Two American college students were identified, Stephen Bresci from Georgia and Anne Zeisk from Kentucky. Both were third graders.

Blesi’s father, Steve Blesi, said his son was “always an adventurer”. He was an Eagle scout, loved basketball and wanted to learn multiple languages.

“Maybe half an hour before this tragedy happened, I texted him on WhatsApp… ‘I know you’re out. never replied,” said Steve. “He had an incredibly bright future, which is now lost.”

Anne’s father, Dan Gieske, said in a statement Sunday evening that the family was “completely devastated and heartbroken” and called Anne “a bright light loved by all”. .

According to the president of the University of Kentucky, Ann was a nursing student studying in Seoul this semester.

University of Kentucky student Anne Geesuk died after a crowd crushed her in Seoul.

The father of Mei Tomikawa, a 26-year-old Japanese student who was crushed to death, told Japan’s public broadcaster NHK that he was “preparing for the worst” when he lost contact with her.

She studied Korean before starting school in Seoul, he said before traveling to South Korea from Japan on Monday.

“I tried to call her to warn her to be careful, but she didn’t answer,” he said, according to NHK. I want to see my daughter as soon as possible.”

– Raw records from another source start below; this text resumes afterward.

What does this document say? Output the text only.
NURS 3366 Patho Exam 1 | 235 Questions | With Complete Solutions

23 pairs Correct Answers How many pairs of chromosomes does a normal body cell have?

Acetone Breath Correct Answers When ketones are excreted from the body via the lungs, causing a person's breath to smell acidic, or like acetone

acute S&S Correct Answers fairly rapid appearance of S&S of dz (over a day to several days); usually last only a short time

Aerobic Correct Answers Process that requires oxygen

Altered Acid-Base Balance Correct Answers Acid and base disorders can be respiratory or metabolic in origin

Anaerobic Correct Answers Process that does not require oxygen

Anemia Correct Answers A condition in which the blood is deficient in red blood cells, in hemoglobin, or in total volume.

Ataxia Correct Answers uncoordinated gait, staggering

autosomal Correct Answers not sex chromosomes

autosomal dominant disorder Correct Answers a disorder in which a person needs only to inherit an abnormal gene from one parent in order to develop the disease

Grace Reid, an Australian woman who died after a crowd was crushed in Seoul, South Korea.

The family of Australian victim Grace Rashed also released a statement on Monday, describing her as a “talented film producer who is passionate about making a difference.”

“Gone is Gone, the gorgeous angel who brightened up the room with her addictive smile. She left an impression on people. Grace always cared about others and was loved by everyone,” the family wrote.

Authorities are currently working with overseas embassies and families to assist with funeral arrangements. As the week progresses, more names and faces of the deceased are likely to emerge, and the country is expected to do so as weeks of festivities are planned in areas known to be crowded on Halloween. I’m looking for answers about how such disasters can occur. Expanded.